We have talked a fair bit about coordination games and the forces shaping just what happens to be coordinated upon. In that light, it's important to realize how the presence of dynamic considerations, i.e. repeated game settings, fundamentally transforms essentially all games into coordination games. In our usual example to illustrate how to take advantage of dynamics to build relational contracts (self-enforcing repeated games equilibrium), we studied a simplified version of Bertrand competition. Firms could price high or low, low was a dominant strategy in the one-shot game, yet, with the right implicit contract, we can maintain high prices. The key, if you'll recall, was to balance a sufficient future punishment against the temptation to defect.

While coordinating on full cooperation seems the obvious course of action, if available, it is far from the only equilibrium to this game. For instance, it is fairly obvious that coordinating on the low price in every period is also an equilibrium--a really simple one, it turns out. Unlike the high price equilibrium with its nice and fight feedback loops, the no cooperation equilibrium requires no such machinery. The equilibrium consists of simply choosing a low price in every period regardless of past actions, and that's it.

There are many more equilibria in this game. For instance, if maintaining high prices yields each player \$3 per period whereas fighting in every period yields \$2 per period, then payoffs of any amount in between can also be sustained merely by interweaving the two. Suppose we wished to support payoffs that are high 5/6 of the time and low 1/6. In that case, we need only follow our high priced strategy whenever the period is not a multiple of 6 or if we're in a punishment phase and follow the low price strategy for periods that are a multiple of 6. Any fraction of high and low payoffs may be similarly supported.
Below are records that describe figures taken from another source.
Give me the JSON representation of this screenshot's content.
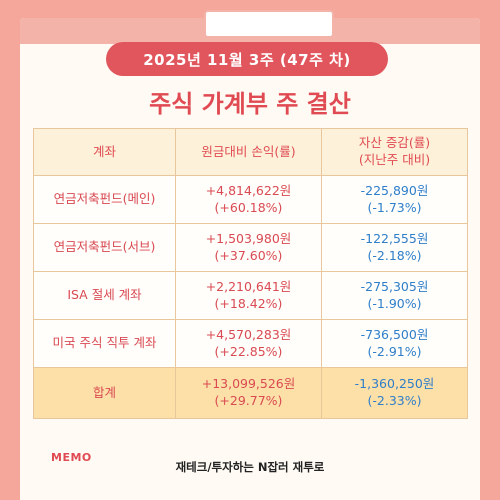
{
  "header": {
    "date_label": "2025년   11월   3주 (47주 차)",
    "title": "주식 가계부 주 결산"
  },
  "table": {
    "columns": [
      "계좌",
      "원금대비 손익(률)",
      "자산 증감(률)\n(지난주 대비)"
    ],
    "rows": [
      {
        "account": "연금저축펀드(메인)",
        "pnl": "+4,814,622원",
        "pnl_rate": "(+60.18%)",
        "change": "-225,890원",
        "change_rate": "(-1.73%)"
      },
      {
        "account": "연금저축펀드(서브)",
        "pnl": "+1,503,980원",
        "pnl_rate": "(+37.60%)",
        "change": "-122,555원",
        "change_rate": "(-2.18%)"
      },
      {
        "account": "ISA 절세 계좌",
        "pnl": "+2,210,641원",
        "pnl_rate": "(+18.42%)",
        "change": "-275,305원",
        "change_rate": "(-1.90%)"
      },
      {
        "account": "미국 주식 직투 계좌",
        "pnl": "+4,570,283원",
        "pnl_rate": "(+22.85%)",
        "change": "-736,500원",
        "change_rate": "(-2.91%)"
      }
    ],
    "total": {
      "account": "합계",
      "pnl": "+13,099,526원",
      "pnl_rate": "(+29.77%)",
      "change": "-1,360,250원",
      "change_rate": "(-2.33%)"
    }
  },
  "memo_label": "MEMO",
  "footer": "재테크/투자하는 N잡러 재투로",
  "colors": {
    "background": "#f4a79a",
    "accent": "#e04a52",
    "positive": "#d94a52",
    "negative": "#2f7ec9",
    "total_row": "#fde0a8"
  }
}
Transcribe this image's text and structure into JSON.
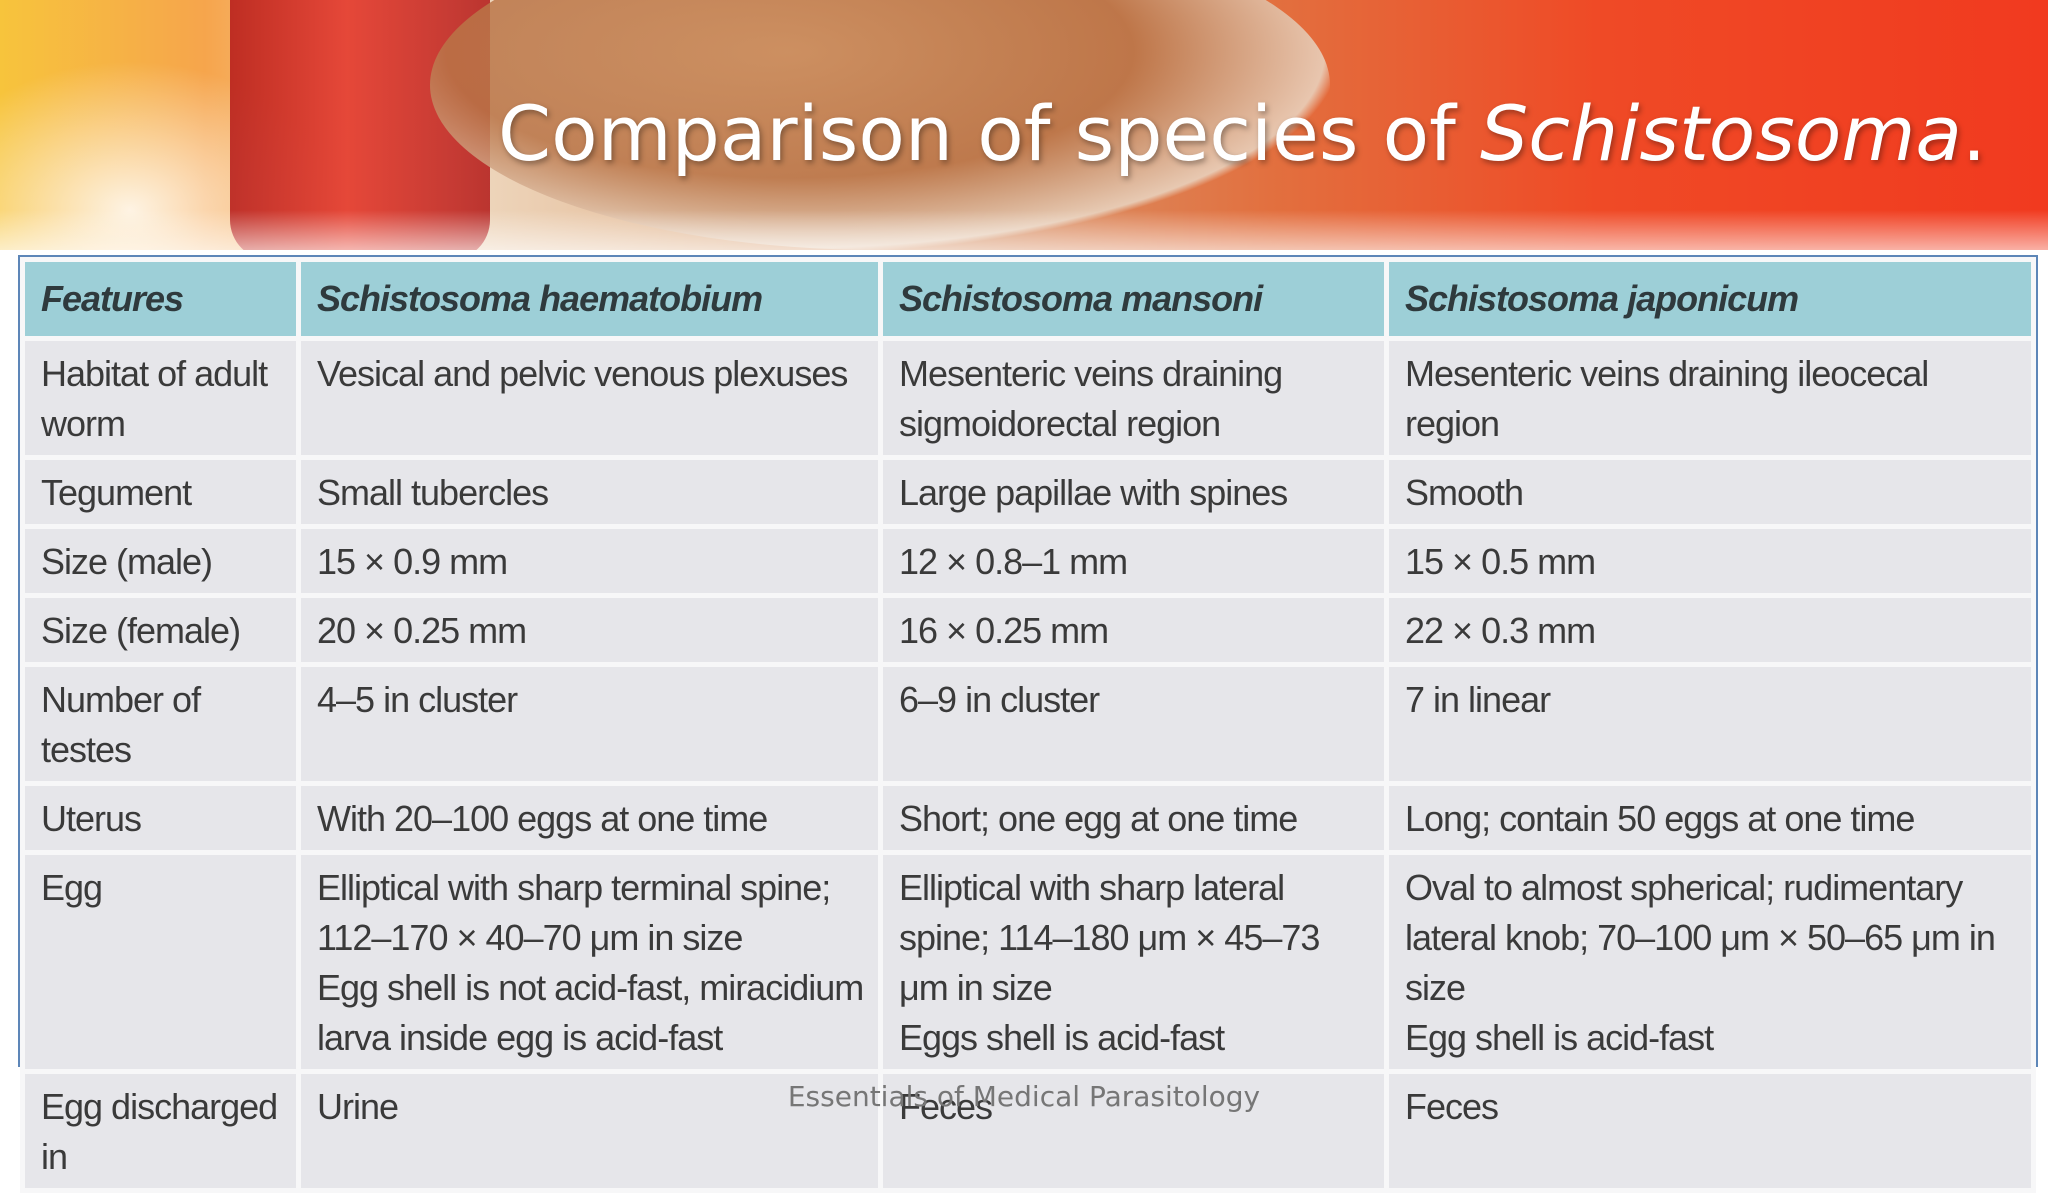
{
  "slide": {
    "title_prefix": "Comparison of species of ",
    "title_genus": "Schistosoma",
    "title_suffix": "."
  },
  "table": {
    "headers": [
      "Features",
      "Schistosoma haematobium",
      "Schistosoma mansoni",
      "Schistosoma japonicum"
    ],
    "rows": [
      {
        "feature": "Habitat of adult worm",
        "haematobium": [
          "Vesical and pelvic venous plexuses"
        ],
        "mansoni": [
          "Mesenteric veins draining sigmoidorectal region"
        ],
        "japonicum": [
          "Mesenteric veins draining ileocecal region"
        ]
      },
      {
        "feature": "Tegument",
        "haematobium": [
          "Small tubercles"
        ],
        "mansoni": [
          "Large papillae with spines"
        ],
        "japonicum": [
          "Smooth"
        ]
      },
      {
        "feature": "Size (male)",
        "haematobium": [
          "15 × 0.9 mm"
        ],
        "mansoni": [
          "12 × 0.8–1 mm"
        ],
        "japonicum": [
          "15 × 0.5 mm"
        ]
      },
      {
        "feature": "Size (female)",
        "haematobium": [
          "20 × 0.25 mm"
        ],
        "mansoni": [
          "16 × 0.25 mm"
        ],
        "japonicum": [
          "22 × 0.3 mm"
        ]
      },
      {
        "feature": "Number of testes",
        "haematobium": [
          "4–5 in cluster"
        ],
        "mansoni": [
          "6–9 in cluster"
        ],
        "japonicum": [
          "7 in linear"
        ]
      },
      {
        "feature": "Uterus",
        "haematobium": [
          "With 20–100 eggs at one time"
        ],
        "mansoni": [
          "Short; one egg at one time"
        ],
        "japonicum": [
          "Long; contain 50 eggs at one time"
        ]
      },
      {
        "feature": "Egg",
        "haematobium": [
          "Elliptical with sharp terminal spine; 112–170 × 40–70 μm in size",
          "Egg shell is not acid-fast, miracidium larva inside egg is acid-fast"
        ],
        "mansoni": [
          "Elliptical with sharp lateral spine; 114–180 μm × 45–73 μm in size",
          "Eggs shell is acid-fast"
        ],
        "japonicum": [
          "Oval to almost spherical; rudimentary lateral knob; 70–100 μm × 50–65 μm in size",
          "Egg shell is acid-fast"
        ]
      },
      {
        "feature": "Egg discharged in",
        "haematobium": [
          "Urine"
        ],
        "mansoni": [
          "Feces"
        ],
        "japonicum": [
          "Feces"
        ]
      }
    ]
  },
  "footer": {
    "credit": "Essentials of Medical Parasitology"
  },
  "colors": {
    "header_row": "#9dcfd7",
    "cell_bg": "#e6e6ea",
    "table_border": "#5d86b8",
    "text": "#3a3a3a"
  }
}
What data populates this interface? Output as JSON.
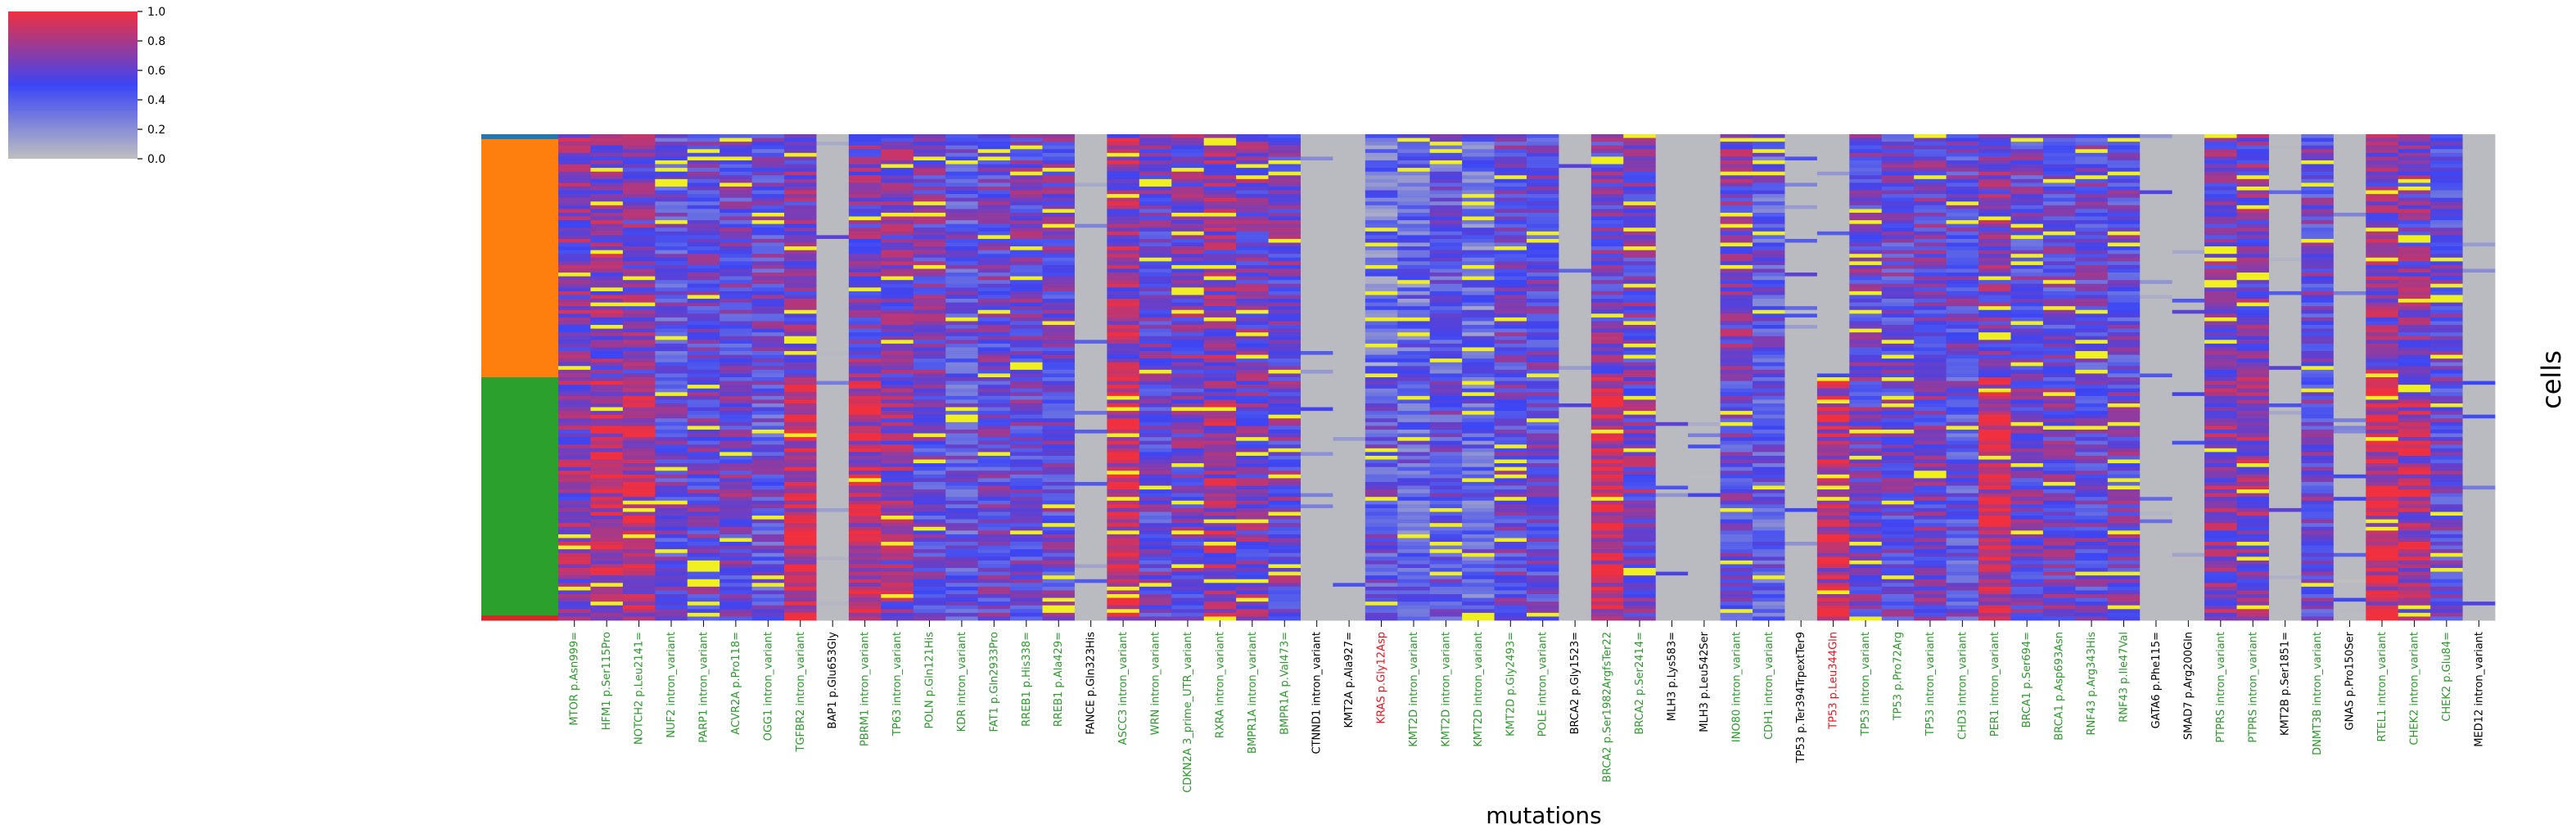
{
  "chart_data": {
    "type": "heatmap",
    "xlabel": "mutations",
    "ylabel": "cells",
    "colorbar": {
      "ticks": [
        "1.0",
        "0.8",
        "0.6",
        "0.4",
        "0.2",
        "0.0"
      ],
      "min": 0.0,
      "max": 1.0,
      "colors": [
        "#bfbfbf",
        "#3b45f5",
        "#f0303f"
      ],
      "nan_color": "#f0f020"
    },
    "row_groups": [
      {
        "fraction": 0.01,
        "color": "#1f77b4"
      },
      {
        "fraction": 0.49,
        "color": "#ff7f0e"
      },
      {
        "fraction": 0.49,
        "color": "#2ca02c"
      },
      {
        "fraction": 0.01,
        "color": "#d62728"
      }
    ],
    "columns": [
      {
        "label": "MTOR p.Asn999=",
        "color": "#2a9a2a",
        "a": 0.7,
        "b": 0.7
      },
      {
        "label": "HFM1 p.Ser115Pro",
        "color": "#2a9a2a",
        "a": 0.7,
        "b": 0.85
      },
      {
        "label": "NOTCH2 p.Leu2141=",
        "color": "#2a9a2a",
        "a": 0.65,
        "b": 0.85
      },
      {
        "label": "NUF2 intron_variant",
        "color": "#2a9a2a",
        "a": 0.5,
        "b": 0.55
      },
      {
        "label": "PARP1 intron_variant",
        "color": "#2a9a2a",
        "a": 0.55,
        "b": 0.6
      },
      {
        "label": "ACVR2A p.Pro118=",
        "color": "#2a9a2a",
        "a": 0.55,
        "b": 0.6
      },
      {
        "label": "OGG1 intron_variant",
        "color": "#2a9a2a",
        "a": 0.55,
        "b": 0.5
      },
      {
        "label": "TGFBR2 intron_variant",
        "color": "#2a9a2a",
        "a": 0.65,
        "b": 0.9
      },
      {
        "label": "BAP1 p.Glu653Gly",
        "color": "#000000",
        "a": 0.05,
        "b": 0.05
      },
      {
        "label": "PBRM1 intron_variant",
        "color": "#2a9a2a",
        "a": 0.65,
        "b": 0.85
      },
      {
        "label": "TP63 intron_variant",
        "color": "#2a9a2a",
        "a": 0.65,
        "b": 0.7
      },
      {
        "label": "POLN p.Gln121His",
        "color": "#2a9a2a",
        "a": 0.6,
        "b": 0.55
      },
      {
        "label": "KDR intron_variant",
        "color": "#2a9a2a",
        "a": 0.5,
        "b": 0.45
      },
      {
        "label": "FAT1 p.Gln2933Pro",
        "color": "#2a9a2a",
        "a": 0.55,
        "b": 0.55
      },
      {
        "label": "RREB1 p.His338=",
        "color": "#2a9a2a",
        "a": 0.6,
        "b": 0.55
      },
      {
        "label": "RREB1 p.Ala429=",
        "color": "#2a9a2a",
        "a": 0.6,
        "b": 0.55
      },
      {
        "label": "FANCE p.Gln323His",
        "color": "#000000",
        "a": 0.05,
        "b": 0.05
      },
      {
        "label": "ASCC3 intron_variant",
        "color": "#2a9a2a",
        "a": 0.75,
        "b": 0.9
      },
      {
        "label": "WRN intron_variant",
        "color": "#2a9a2a",
        "a": 0.6,
        "b": 0.55
      },
      {
        "label": "CDKN2A 3_prime_UTR_variant",
        "color": "#2a9a2a",
        "a": 0.65,
        "b": 0.6
      },
      {
        "label": "RXRA intron_variant",
        "color": "#2a9a2a",
        "a": 0.7,
        "b": 0.75
      },
      {
        "label": "BMPR1A intron_variant",
        "color": "#2a9a2a",
        "a": 0.65,
        "b": 0.65
      },
      {
        "label": "BMPR1A p.Val473=",
        "color": "#2a9a2a",
        "a": 0.6,
        "b": 0.6
      },
      {
        "label": "CTNND1 intron_variant",
        "color": "#000000",
        "a": 0.05,
        "b": 0.05
      },
      {
        "label": "KMT2A p.Ala927=",
        "color": "#000000",
        "a": 0.05,
        "b": 0.05
      },
      {
        "label": "KRAS p.Gly12Asp",
        "color": "#e8141c",
        "a": 0.3,
        "b": 0.5
      },
      {
        "label": "KMT2D intron_variant",
        "color": "#2a9a2a",
        "a": 0.35,
        "b": 0.4
      },
      {
        "label": "KMT2D intron_variant",
        "color": "#2a9a2a",
        "a": 0.45,
        "b": 0.5
      },
      {
        "label": "KMT2D intron_variant",
        "color": "#2a9a2a",
        "a": 0.35,
        "b": 0.4
      },
      {
        "label": "KMT2D p.Gly2493=",
        "color": "#2a9a2a",
        "a": 0.55,
        "b": 0.55
      },
      {
        "label": "POLE intron_variant",
        "color": "#2a9a2a",
        "a": 0.55,
        "b": 0.55
      },
      {
        "label": "BRCA2 p.Gly1523=",
        "color": "#000000",
        "a": 0.05,
        "b": 0.05
      },
      {
        "label": "BRCA2 p.Ser1982ArgfsTer22",
        "color": "#2a9a2a",
        "a": 0.6,
        "b": 0.9
      },
      {
        "label": "BRCA2 p.Ser2414=",
        "color": "#2a9a2a",
        "a": 0.6,
        "b": 0.65
      },
      {
        "label": "MLH3 p.Lys583=",
        "color": "#000000",
        "a": 0.05,
        "b": 0.05
      },
      {
        "label": "MLH3 p.Leu542Ser",
        "color": "#000000",
        "a": 0.05,
        "b": 0.05
      },
      {
        "label": "INO80 intron_variant",
        "color": "#2a9a2a",
        "a": 0.65,
        "b": 0.55
      },
      {
        "label": "CDH1 intron_variant",
        "color": "#2a9a2a",
        "a": 0.45,
        "b": 0.45
      },
      {
        "label": "TP53 p.Ter394TrpextTer9",
        "color": "#000000",
        "a": 0.05,
        "b": 0.05
      },
      {
        "label": "TP53 p.Leu344Gln",
        "color": "#e8141c",
        "a": 0.1,
        "b": 0.85
      },
      {
        "label": "TP53 intron_variant",
        "color": "#2a9a2a",
        "a": 0.6,
        "b": 0.6
      },
      {
        "label": "TP53 p.Pro72Arg",
        "color": "#2a9a2a",
        "a": 0.55,
        "b": 0.55
      },
      {
        "label": "TP53 intron_variant",
        "color": "#2a9a2a",
        "a": 0.6,
        "b": 0.6
      },
      {
        "label": "CHD3 intron_variant",
        "color": "#2a9a2a",
        "a": 0.55,
        "b": 0.5
      },
      {
        "label": "PER1 intron_variant",
        "color": "#2a9a2a",
        "a": 0.65,
        "b": 0.9
      },
      {
        "label": "BRCA1 p.Ser694=",
        "color": "#2a9a2a",
        "a": 0.55,
        "b": 0.6
      },
      {
        "label": "BRCA1 p.Asp693Asn",
        "color": "#2a9a2a",
        "a": 0.55,
        "b": 0.6
      },
      {
        "label": "RNF43 p.Arg343His",
        "color": "#2a9a2a",
        "a": 0.55,
        "b": 0.55
      },
      {
        "label": "RNF43 p.Ile47Val",
        "color": "#2a9a2a",
        "a": 0.55,
        "b": 0.6
      },
      {
        "label": "GATA6 p.Phe115=",
        "color": "#000000",
        "a": 0.1,
        "b": 0.1
      },
      {
        "label": "SMAD7 p.Arg200Gln",
        "color": "#000000",
        "a": 0.1,
        "b": 0.1
      },
      {
        "label": "PTPRS intron_variant",
        "color": "#2a9a2a",
        "a": 0.65,
        "b": 0.7
      },
      {
        "label": "PTPRS intron_variant",
        "color": "#2a9a2a",
        "a": 0.65,
        "b": 0.7
      },
      {
        "label": "KMT2B p.Ser1851=",
        "color": "#000000",
        "a": 0.05,
        "b": 0.05
      },
      {
        "label": "DNMT3B intron_variant",
        "color": "#2a9a2a",
        "a": 0.55,
        "b": 0.55
      },
      {
        "label": "GNAS p.Pro150Ser",
        "color": "#000000",
        "a": 0.05,
        "b": 0.05
      },
      {
        "label": "RTEL1 intron_variant",
        "color": "#2a9a2a",
        "a": 0.7,
        "b": 0.9
      },
      {
        "label": "CHEK2 intron_variant",
        "color": "#2a9a2a",
        "a": 0.65,
        "b": 0.8
      },
      {
        "label": "CHEK2 p.Glu84=",
        "color": "#2a9a2a",
        "a": 0.55,
        "b": 0.55
      },
      {
        "label": "MED12 intron_variant",
        "color": "#000000",
        "a": 0.05,
        "b": 0.05
      }
    ]
  }
}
This observation that just about any set of per period payoffs can be supported as an equilibrium is known as the Folk Theorem. It is so-named since, like many folk tales, no one was quite sure who first had the idea, but a Nobel winning game theorist, Robert Aumann, was the first to write the argument down (in a much more general and abstract way than my simple sketch above. Notice what the folk theorem implies in terms of our list of archetypal games:

All repeated games are coordination games
The theorem tells us that, regardless of the original form of the game, be it prisoner's dilemma, hawk-dove, matching pennies and so on, its repeated version amounts to a pure coordination game.